Все это было не в духе Рима. Согласно его же учению, по слишком уж понятным причинам, церковь — объективно действующий, дарующий милость и исцеляющий институт, стало быть всегда священный, подобно тому как ее члены всегда (субъективно) порочны изысканный плод так называемого таинства посвящения в сан с его «character indelebilis»,[144] навсегда закрепленной в личности священника способностью, чего совершенно не знала старая Catholica, что противоречит ее учению.

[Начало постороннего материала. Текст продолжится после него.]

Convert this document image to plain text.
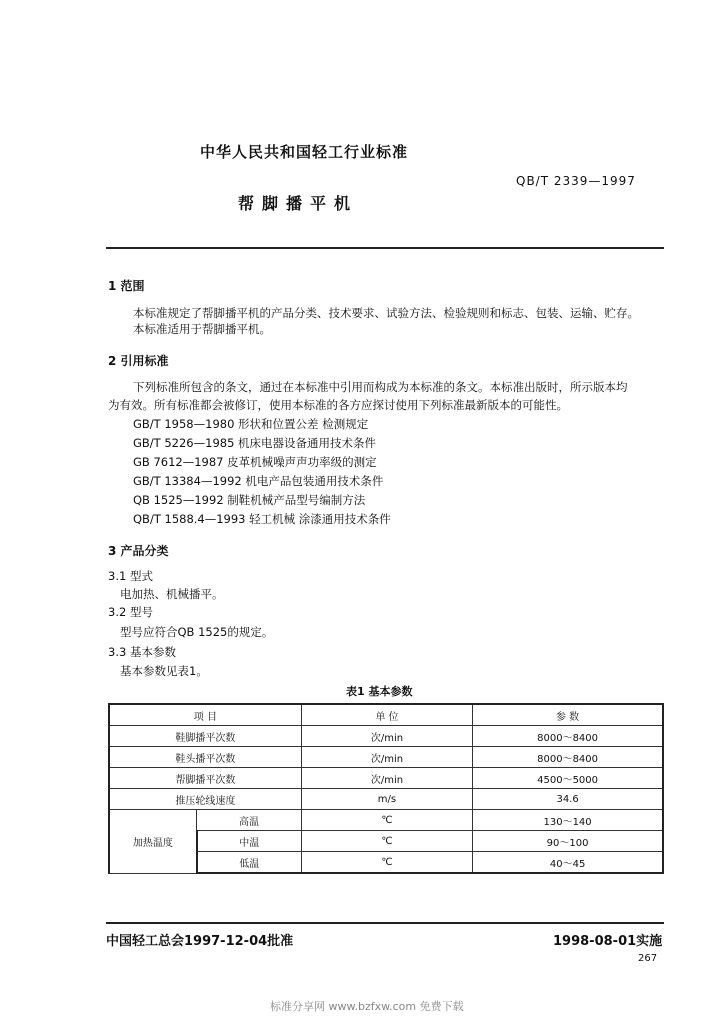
中华人民共和国轻工行业标准
QB/T 2339—1997
帮脚播平机
1 范围
本标准规定了帮脚播平机的产品分类、技术要求、试验方法、检验规则和标志、包装、运输、贮存。
本标准适用于帮脚播平机。
2 引用标准
下列标准所包含的条文，通过在本标准中引用而构成为本标准的条文。本标准出版时，所示版本均
为有效。所有标准都会被修订，使用本标准的各方应探讨使用下列标准最新版本的可能性。
GB/T 1958—1980 形状和位置公差 检测规定
GB/T 5226—1985 机床电器设备通用技术条件
GB 7612—1987 皮革机械噪声声功率级的测定
GB/T 13384—1992 机电产品包装通用技术条件
QB 1525—1992 制鞋机械产品型号编制方法
QB/T 1588.4—1993 轻工机械 涂漆通用技术条件
3 产品分类
3.1 型式
电加热、机械播平。
3.2 型号
型号应符合QB 1525的规定。
3.3 基本参数
基本参数见表1。
表1 基本参数
项 目		单 位	参 数
鞋脚播平次数		次/min	8000～8400
鞋头播平次数		次/min	8000～8400
帮脚播平次数		次/min	4500～5000
推压轮线速度		m/s	34.6
加热温度	高温	℃	130～140
	中温	℃	90～100
	低温	℃	40～45
中国轻工总会1997-12-04批准	1998-08-01实施
267
标准分享网 www.bzfxw.com 免费下载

По отношению к донатистам, конечно, был необходим новый взгляд «Если слуга добр в евангельском слове, — возражает Августин, — то он становится сотоварищем Евангелия, но если он зол, то в силу этого он не перестает быть экономом Евангелия» Донатисты обращались с жалобами к императору, однако потерпели поражение — «в присутствии Святого Духа и его ангелов» — в Риме в 313 г, в Арле, который Константин возвысил до столицы Галлии, в 314 г, здесь же синод отверг и христианский антимилитаризм (стр.221). И едва только Константин в первый раз весьма успешно сходил войной на Лициния, как он, по желанию епископа Цецилиана, подверг донатистов многолетним нападкам, не согласный терпеть «даже малейшего следа раскола или разногласий в каком-либо месте», более того, угрожая в начале 316 г. в послании к Цельсу, викарию Африки «я устраню заблуждения и воспрепятствую глупостям и это приведет к тому, что все люди будут исповедовать истинную религию, согласную непорочность и достойное почитание всемогущего Бога». Он отнял у донатистов церкви, имущество, сослал в ссылку их руководителей и ввел солдат под duces[145] Леонтия и Урсация, которые убивали мужчин и женщин. И если чуть раньше учиняли резню язычников, то теперь дошло до первого, проводимого во имя церкви преследования христиан, к истреблению христиан христианами и к кровавой крестьянской войне тоже, — ведь с донатистами соединились сильно эксплуатировавшиеся сельские рабы северной Африки Были разрушены различные базилики, а все, кто выступил против войск, убиты, среди них — два донатистских епископа Отныне донатисты вели свой мартирологический календарь, и мученические смерти тем более подстегивали раскол. Но так как предстояла новая война с Лицинием, император отпустил в 321 г сосланных священников, вернул их церкви, признал свой провал и призвал католиков оставить месть на усмотрение Бога.
Константин и — еще больше — его наследники, конечно же, слишком часто выполняли репрессивные требования большой церкви, так как единое государство им было более необходимо, чем расколотое. Однако они, как раз поэтому, и посредничали, едва ли к радости церковных вождей, между соперничающими группами, даже между задиристыми христианами непосредственно Многие государи прилагали усилия к тому, чтобы держать фанатиков в узде, сглаживать различия верований, добиваться компромисса среди влиятельнейших и потому для них важнейших сект. Но, пишет Иоганн Галлер «Куда ни глянь, — разлад, спор и смута».
Так как их объединительные усилия не имели никакого успеха, они вновь прибегали к принуждению и силе. Таким образом, Константин издал в 323 и 330 гг эдикты в пользу католического клира, подчеркнуто обойдя «еретиков» и «схизматиков». И даже в последние годы своей жизни — в 336–337 гг. — он начал тяжкое преследование донатистов руками префекта Григория, обрушился на донатистского епископа Доната как на «постыдное пятно сената и позор префекта» в одном из посланий, которое было торжественно объявлено «героическим поступком» и распространено в копиях.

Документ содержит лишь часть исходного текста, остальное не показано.